Âb-ı Hayat – 4171


Dünyada ibadetten maksat, kalbi temizlemektir, beyni doldurmak değil. Beyin et parçasıdır. Nasılsa unutur. Ancak kalpteki unutulmaz. Çünki Allahü teala kalbi ve beyni farklı yaratmıştır. Yani ikisi birbirine bağlı değildir. Kalbi ve aklı farklı yaratmıştır. Onun için, akıl durur; ama kalp devam eder. Bunun kaynağı muhabbettir, sevgidir, hatırlamaktır. Onun beyin ile ne alakası var? Onun için, ibadet, ibadet, ibadet.. Maksat ne? Temizlemek. Bu temizlenmediği müddetçe, yapılan ibadetler ancak bize şöhret getirir. Arkasından kibir getirir ve felaket gelir. Neden? Çünki asıl maksat olmamıştır. Peki, bu kalp nasıl temizlenecek? Mübarek Hocamız buyurdular ki; Bu kalp iki şekilde temizlenir.
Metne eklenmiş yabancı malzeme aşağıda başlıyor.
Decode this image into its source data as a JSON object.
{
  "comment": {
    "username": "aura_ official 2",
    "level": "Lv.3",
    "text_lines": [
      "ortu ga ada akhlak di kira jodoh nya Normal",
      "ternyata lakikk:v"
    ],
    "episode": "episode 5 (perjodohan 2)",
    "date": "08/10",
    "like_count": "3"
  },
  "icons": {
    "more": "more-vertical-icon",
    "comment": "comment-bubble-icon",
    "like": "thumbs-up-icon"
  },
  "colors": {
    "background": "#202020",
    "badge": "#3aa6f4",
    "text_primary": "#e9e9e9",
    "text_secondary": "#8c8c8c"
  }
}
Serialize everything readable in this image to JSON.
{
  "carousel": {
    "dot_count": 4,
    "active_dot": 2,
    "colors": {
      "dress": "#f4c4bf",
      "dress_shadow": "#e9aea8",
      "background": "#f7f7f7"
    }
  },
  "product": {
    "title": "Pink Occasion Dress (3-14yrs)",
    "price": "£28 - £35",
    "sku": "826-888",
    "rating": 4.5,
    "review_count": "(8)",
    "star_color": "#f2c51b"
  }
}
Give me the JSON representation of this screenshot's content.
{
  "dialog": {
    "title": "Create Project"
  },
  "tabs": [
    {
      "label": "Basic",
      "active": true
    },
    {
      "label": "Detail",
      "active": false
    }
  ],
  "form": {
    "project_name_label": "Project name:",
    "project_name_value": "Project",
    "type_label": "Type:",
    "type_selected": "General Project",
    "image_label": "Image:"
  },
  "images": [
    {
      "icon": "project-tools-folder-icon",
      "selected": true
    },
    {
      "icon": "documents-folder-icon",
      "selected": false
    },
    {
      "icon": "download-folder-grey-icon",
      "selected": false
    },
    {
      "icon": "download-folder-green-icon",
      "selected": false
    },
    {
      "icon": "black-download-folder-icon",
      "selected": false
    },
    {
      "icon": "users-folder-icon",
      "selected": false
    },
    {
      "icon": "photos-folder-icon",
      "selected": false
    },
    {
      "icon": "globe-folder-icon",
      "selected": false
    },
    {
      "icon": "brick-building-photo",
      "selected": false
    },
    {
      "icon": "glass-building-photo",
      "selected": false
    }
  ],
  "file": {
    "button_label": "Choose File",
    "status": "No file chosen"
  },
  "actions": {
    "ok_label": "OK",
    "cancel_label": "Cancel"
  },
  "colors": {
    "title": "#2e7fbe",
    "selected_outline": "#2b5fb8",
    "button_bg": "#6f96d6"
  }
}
Bir, islâmiyete uymak, yani ibadet. İkincisi, sohbet. Büyükleri hatırlamak ki, ona rabıta diyoruz. İbadet nedir? İlim, amel, ihlâs. İlim olmazsa, ibadet olmaz. İbadet olmazsa, hiçbir şeye yaramaz. İbadet var, ihlâs yoksa, yine bir şeye yaramaz. Dolayısıyla, kalbin temizlenmesi için, sahih olması lazımdır, bir de makbul olması lazımdır. Sahih olacak, bir de kabul olacak. Nasıl sahih olur? İşte emir ve yasaklar budur. Namazı emr edildiği şekilde kılacaksın. Tesbihi emr edildiği şekilde çekeceksin. Yani sahih olacak. Tamam, ibadet sahih; ama haram lokma yemişsen, haramdan giyinmişsen, yine kabul olmaz. Makbul olması çok zordur. Sahih, ilim, hepsi var; ama elbisenin bir düğmesinin bir ipliği haram. Kıldığı namaz kabul olmaz.